Cuando usted toma las medidas establecidas, no hay por qué contagiarse. En Haití estuve dos años luchando contra el cólera y a mí nunca me dio ni diarreas porque cumplí con lo reglamentado. Jamás he pedido un certificado por enfermedad y siempre estoy con la chispa encendida. Soy medio poetisa. Mis energías son positivas.

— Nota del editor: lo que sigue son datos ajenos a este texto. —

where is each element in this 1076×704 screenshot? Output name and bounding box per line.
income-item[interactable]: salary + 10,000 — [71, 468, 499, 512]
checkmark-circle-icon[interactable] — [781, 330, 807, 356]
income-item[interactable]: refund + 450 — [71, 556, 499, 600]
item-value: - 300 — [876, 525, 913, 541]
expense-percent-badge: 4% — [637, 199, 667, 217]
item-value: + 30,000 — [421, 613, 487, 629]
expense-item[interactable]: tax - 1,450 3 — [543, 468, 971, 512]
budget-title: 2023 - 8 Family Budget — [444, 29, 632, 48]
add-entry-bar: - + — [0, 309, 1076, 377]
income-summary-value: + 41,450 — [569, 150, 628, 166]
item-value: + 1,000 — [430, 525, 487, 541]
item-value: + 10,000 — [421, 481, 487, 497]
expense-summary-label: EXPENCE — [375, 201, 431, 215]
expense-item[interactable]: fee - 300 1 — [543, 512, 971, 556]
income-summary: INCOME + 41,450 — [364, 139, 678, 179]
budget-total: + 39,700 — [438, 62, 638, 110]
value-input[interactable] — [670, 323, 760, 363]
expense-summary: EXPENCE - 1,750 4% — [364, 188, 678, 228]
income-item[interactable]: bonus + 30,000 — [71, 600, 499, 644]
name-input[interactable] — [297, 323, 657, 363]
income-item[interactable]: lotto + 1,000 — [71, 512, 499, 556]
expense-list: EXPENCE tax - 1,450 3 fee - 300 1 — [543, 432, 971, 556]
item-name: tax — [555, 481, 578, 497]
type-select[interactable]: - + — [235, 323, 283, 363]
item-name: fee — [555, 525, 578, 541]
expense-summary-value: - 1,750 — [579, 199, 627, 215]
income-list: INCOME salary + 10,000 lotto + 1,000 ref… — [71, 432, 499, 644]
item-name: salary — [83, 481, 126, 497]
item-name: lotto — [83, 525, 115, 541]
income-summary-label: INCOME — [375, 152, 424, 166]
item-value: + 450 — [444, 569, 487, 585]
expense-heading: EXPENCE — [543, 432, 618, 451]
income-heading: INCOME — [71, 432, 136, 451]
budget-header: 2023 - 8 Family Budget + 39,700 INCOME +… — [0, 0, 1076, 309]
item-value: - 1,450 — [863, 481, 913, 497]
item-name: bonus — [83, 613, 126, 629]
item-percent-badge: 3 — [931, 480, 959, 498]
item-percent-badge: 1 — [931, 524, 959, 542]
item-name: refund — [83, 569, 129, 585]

No puedo ser de otra manera.
Hay enfermeras con manos de ángeles. ¿Qué tienen de especiallas suyas?
Que pongo el corazón en mis manos al atender a cualquier niño. Trabajo hace tiempo en los servicios de Gastroenterología pediátrica de Trinidad. Cuando los padres llegan aquí, vienen muy ansiosos porque los niños han tenido muchas diarreas líquidas, vómitos; entonces, a medida que se les aplican los medicamentos van reanimándose y yo les canto, los animo. Hay inyecciones que duelen más que otras. ¿Quién no llora con un Rocephin?; pero, bueno, aun así hay padres que me preguntan: ‘seño, usted no trabaja el domingo, ¿por qué no viene a inyectarme al niño?’. Y cuando llega el momento del alta le dicen a su hijo: ‘dale un beso a la rubia que ella te cantaba barquito de papel’.
¿Cuánto le dura la energía de ese beso?
Una eternidad. Por eso no tengo fijada la fecha para dejar la enfermería, mucho menos a los niños.